The noble Lord, Lord Kirkwood, raised the issue of involving employers, and if I might I will give an example of how effective that can be in terms of reaching the most hard to reach people out there.
There is a programme, started by the National Grid utility about 10 years ago, led by their chairman, Sir John Parker, which employs young people from within the criminal justice system, and has reduced the reoffending rates among those young people from 70 per cent to below 7 per cent. National Grid has brought in a number of other partners, such as the engineering firm Skanska and another engineering firm Morrisons, and other businesses have been joining in such as software businesses. Because this has come from businesses they have been able to build trust among other employees, and while it would seem most unlikely that many of these companies would wish to employ people from the criminal justice system, in fact they found that because they have made the effort to recruit these young men—they have given them the training and the promise of employing them if they complete the training—those young men have become loyal employees, and have actually risen quickly up the managerial ladders of these companies. They are filling a gap, because these companies have an aging workforce and they need young people to enter their firms.
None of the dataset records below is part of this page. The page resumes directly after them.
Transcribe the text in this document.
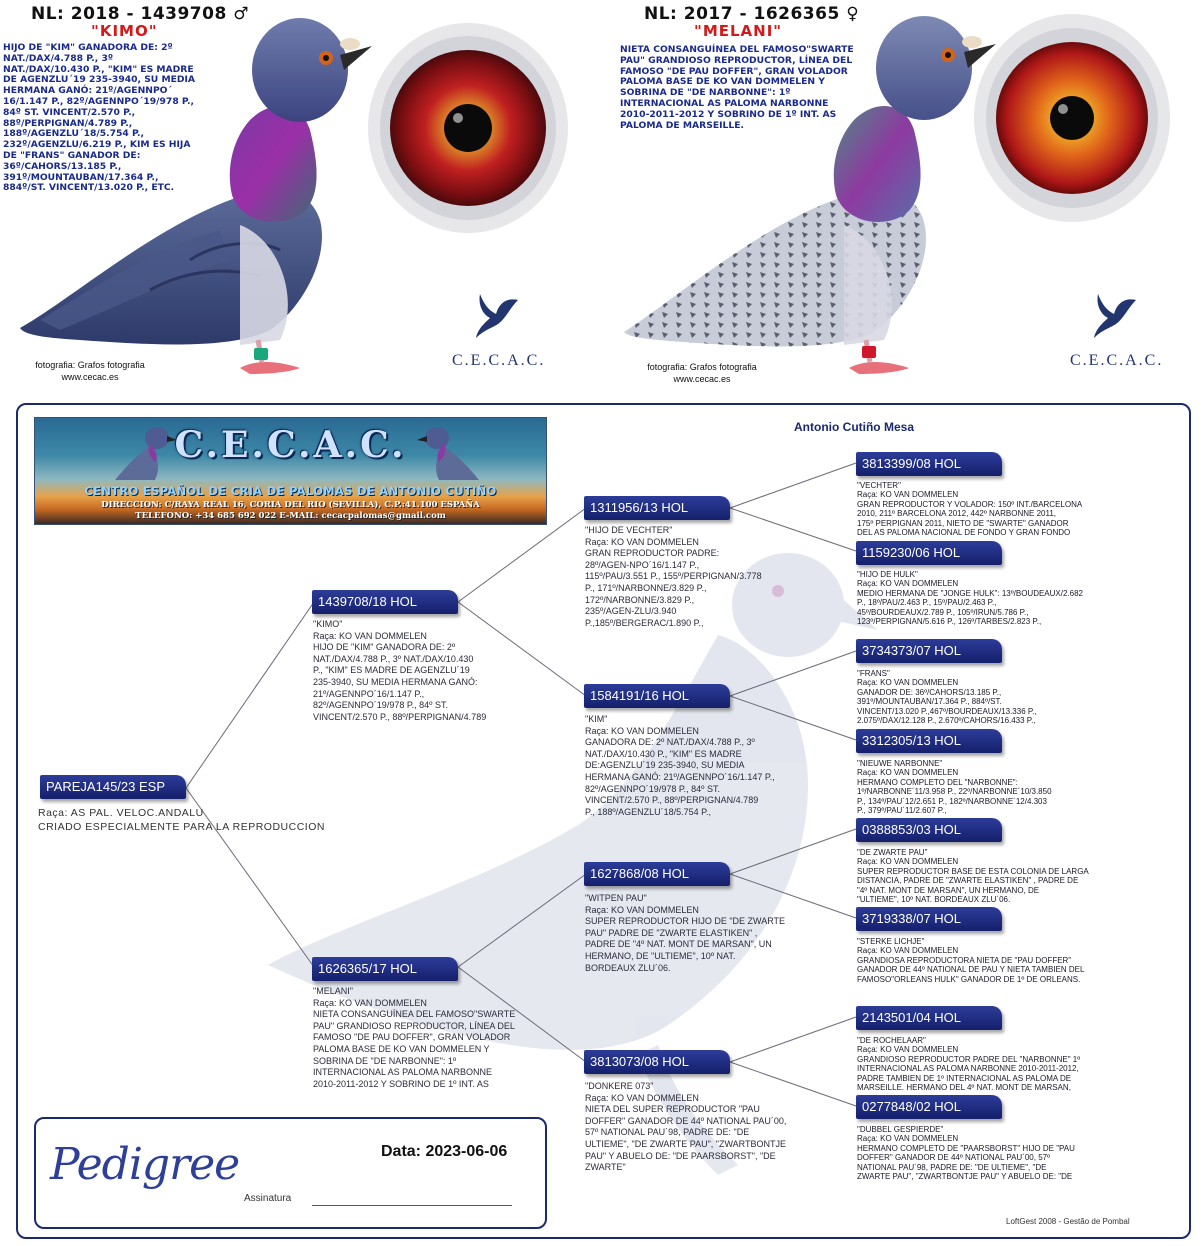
NL: 2018 - 1439708 ♂
"KIMO"
HIJO DE "KIM" GANADORA DE: 2º
NAT./DAX/4.788 P., 3º
NAT./DAX/10.430 P., "KIM" ES MADRE
DE AGENZLU´19 235-3940, SU MEDIA
HERMANA GANÓ: 21º/AGENNPO´
16/1.147 P., 82º/AGENNPO´19/978 P.,
84º ST. VINCENT/2.570 P.,
88º/PERPIGNAN/4.789 P.,
188º/AGENZLU´18/5.754 P.,
232º/AGENZLU/6.219 P., KIM ES HIJA
DE "FRANS" GANADOR DE:
36º/CAHORS/13.185 P.,
391º/MOUNTAUBAN/17.364 P.,
884º/ST. VINCENT/13.020 P., ETC.
C.E.C.A.C.
fotografia: Grafos fotografia
www.cecac.es
NL: 2017 - 1626365 ♀
"MELANI"
NIETA CONSANGUÍNEA DEL FAMOSO"SWARTE
PAU" GRANDIOSO REPRODUCTOR, LÍNEA DEL
FAMOSO "DE PAU DOFFER", GRAN VOLADOR
PALOMA BASE DE KO VAN DOMMELEN Y
SOBRINA DE "DE NARBONNE": 1º
INTERNACIONAL AS PALOMA NARBONNE
2010-2011-2012 Y SOBRINO DE 1º INT. AS
PALOMA DE MARSEILLE.
C.E.C.A.C.
fotografia: Grafos fotografia
www.cecac.es
Antonio Cutiño Mesa
C.E.C.A.C.
CENTRO ESPAÑOL DE CRIA DE PALOMAS DE ANTONIO CUTIÑO
DIRECCION: C/RAYA REAL 16, CORIA DEL RIO (SEVILLA), C.P.:41.100 ESPAÑA
TELEFONO: +34 685 692 022 E-MAIL: cecacpalomas@gmail.com
PAREJA145/23 ESP
Raça: AS PAL. VELOC.ANDALU
CRIADO ESPECIALMENTE PARA LA REPRODUCCION
1439708/18 HOL
"KIMO"
Raça: KO VAN DOMMELEN
HIJO DE "KIM" GANADORA DE: 2º
NAT./DAX/4.788 P., 3º NAT./DAX/10.430
P., "KIM" ES MADRE DE AGENZLU´19
235-3940, SU MEDIA HERMANA GANÓ:
21º/AGENNPO´16/1.147 P.,
82º/AGENNPO´19/978 P., 84º ST.
VINCENT/2.570 P., 88º/PERPIGNAN/4.789
1626365/17 HOL
"MELANI"
Raça: KO VAN DOMMELEN
NIETA CONSANGUÍNEA DEL FAMOSO"SWARTE
PAU" GRANDIOSO REPRODUCTOR, LÍNEA DEL
FAMOSO "DE PAU DOFFER", GRAN VOLADOR
PALOMA BASE DE KO VAN DOMMELEN Y
SOBRINA DE "DE NARBONNE": 1º
INTERNACIONAL AS PALOMA NARBONNE
2010-2011-2012 Y SOBRINO DE 1º INT. AS
1311956/13 HOL
"HIJO DE VECHTER"
Raça: KO VAN DOMMELEN
GRAN REPRODUCTOR PADRE:
28º/AGEN-NPO´16/1.147 P.,
115º/PAU/3.551 P., 155º/PERPIGNAN/3.778
P., 171º/NARBONNE/3.829 P.,
172º/NARBONNE/3.829 P.,
235º/AGEN-ZLU/3.940
P.,185º/BERGERAC/1.890 P.,
1584191/16 HOL
"KIM"
Raça: KO VAN DOMMELEN
GANADORA DE: 2º NAT./DAX/4.788 P., 3º
NAT./DAX/10.430 P., "KIM" ES MADRE
DE:AGENZLU´19 235-3940, SU MEDIA
HERMANA GANÓ: 21º/AGENNPO´16/1.147 P.,
82º/AGENNPO´19/978 P., 84º ST.
VINCENT/2.570 P., 88º/PERPIGNAN/4.789
P., 188º/AGENZLU´18/5.754 P.,
1627868/08 HOL
"WITPEN PAU"
Raça: KO VAN DOMMELEN
SUPER REPRODUCTOR HIJO DE "DE ZWARTE
PAU" PADRE DE "ZWARTE ELASTIKEN" ,
PADRE DE "4º NAT. MONT DE MARSAN", UN
HERMANO, DE "ULTIEME", 10º NAT.
BORDEAUX ZLU´06.
3813073/08 HOL
"DONKERE 073"
Raça: KO VAN DOMMELEN
NIETA DEL SUPER REPRODUCTOR "PAU
DOFFER" GANADOR DE 44º NATIONAL PAU´00,
57º NATIONAL PAU´98, PADRE DE: "DE
ULTIEME", "DE ZWARTE PAU", "ZWARTBONTJE
PAU" Y ABUELO DE: "DE PAARSBORST", "DE
ZWARTE"
3813399/08 HOL
"VECHTER"
Raça: KO VAN DOMMELEN
GRAN REPRODUCTOR Y VOLADOR: 150º INT./BARCELONA
2010, 211º BARCELONA 2012, 442º NARBONNE 2011,
175º PERPIGNAN 2011, NIETO DE "SWARTE" GANADOR
DEL AS PALOMA NACIONAL DE FONDO Y GRAN FONDO
1159230/06 HOL
"HIJO DE HULK"
Raça: KO VAN DOMMELEN
MEDIO HERMANA DE "JONGE HULK": 13º/BOUDEAUX/2.682
P., 18º/PAU/2.463 P., 15º/PAU/2.463 P.,
45º/BOURDEAUX/2.789 P., 105º/IRUN/5.786 P.,
123º/PERPIGNAN/5.616 P., 126º/TARBES/2.823 P.,
3734373/07 HOL
"FRANS"
Raça: KO VAN DOMMELEN
GANADOR DE: 36º/CAHORS/13.185 P.,
391º/MOUNTAUBAN/17.364 P., 884º/ST.
VINCENT/13.020 P.,467º/BOURDEAUX/13.336 P.,
2.075º/DAX/12.128 P., 2.670º/CAHORS/16.433 P.,
3312305/13 HOL
"NIEUWE NARBONNE"
Raça: KO VAN DOMMELEN
HERMANO COMPLETO DEL "NARBONNE":
1º/NARBONNE´11/3.958 P., 22º/NARBONNE´10/3.850
P., 134º/PAU´12/2.651 P., 182º/NARBONNE´12/4.303
P., 379º/PAU´11/2.607 P.,
0388853/03 HOL
"DE ZWARTE PAU"
Raça: KO VAN DOMMELEN
SUPER REPRODUCTOR BASE DE ESTA COLONIA DE LARGA
DISTANCIA, PADRE DE "ZWARTE ELASTIKEN" , PADRE DE
"4º NAT. MONT DE MARSAN", UN HERMANO, DE
"ULTIEME", 10º NAT. BORDEAUX ZLU´06.
3719338/07 HOL
"STERKE LICHJE"
Raça: KO VAN DOMMELEN
GRANDIOSA REPRODUCTORA NIETA DE "PAU DOFFER"
GANADOR DE 44º NATIONAL DE PAU Y NIETA TAMBIEN DEL
FAMOSO"ORLEANS HULK" GANADOR DE 1º DE ORLEANS.
2143501/04 HOL
"DE ROCHELAAR"
Raça: KO VAN DOMMELEN
GRANDIOSO REPRODUCTOR PADRE DEL "NARBONNE" 1º
INTERNACIONAL AS PALOMA NARBONNE 2010-2011-2012,
PADRE TAMBIEN DE 1º INTERNACIONAL AS PALOMA DE
MARSEILLE. HERMANO DEL 4º NAT. MONT DE MARSAN,
0277848/02 HOL
"DUBBEL GESPIERDE"
Raça: KO VAN DOMMELEN
HERMANO COMPLETO DE "PAARSBORST" HIJO DE "PAU
DOFFER" GANADOR DE 44º NATIONAL PAU´00, 57º
NATIONAL PAU´98, PADRE DE: "DE ULTIEME", "DE
ZWARTE PAU", "ZWARTBONTJE PAU" Y ABUELO DE: "DE
Pedigree	Data: 2023-06-06
Assinatura
LoftGest 2008 - Gestão de Pombal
That is a very important point, and it brings me again to think about whether employers are firmly enough plugged in to the governance of Jobcentre Plus. I hope to table an amendment later in the Bill which will look at how one might perhaps involve more of the stakeholders in the running of Jobcentre Plus. I will not expand too much on this now, but if you look at the example of the Youth Justice Board, which has proved so successful since its introduction about 10 years ago, its chairman is a former chief executive of a local authority, so she can go to chief executives and directors of children’s services in local authorities and explain to them how important it is that they provide employment and find housing for these young people who leave young offender institutions if they are not to reoffend, cost the taxpayer huge sums of money, and ruin their own lives. So I will bring that amendment later.
I am certainly very concerned about housing, but I am grateful for the signals from the Government, who listen very carefully to concerns, and I look forward to that debate. I will sit down at this point, but I am very grateful to the noble Lord, Lord Kirkwood, for allowing this opportunity for a broader debate at the beginning of the Bill.
Welfare Reform Bill
Proceeding contribution from
Earl of Listowel
(Crossbench)
in the House of Lords on Tuesday, 4 October 2011.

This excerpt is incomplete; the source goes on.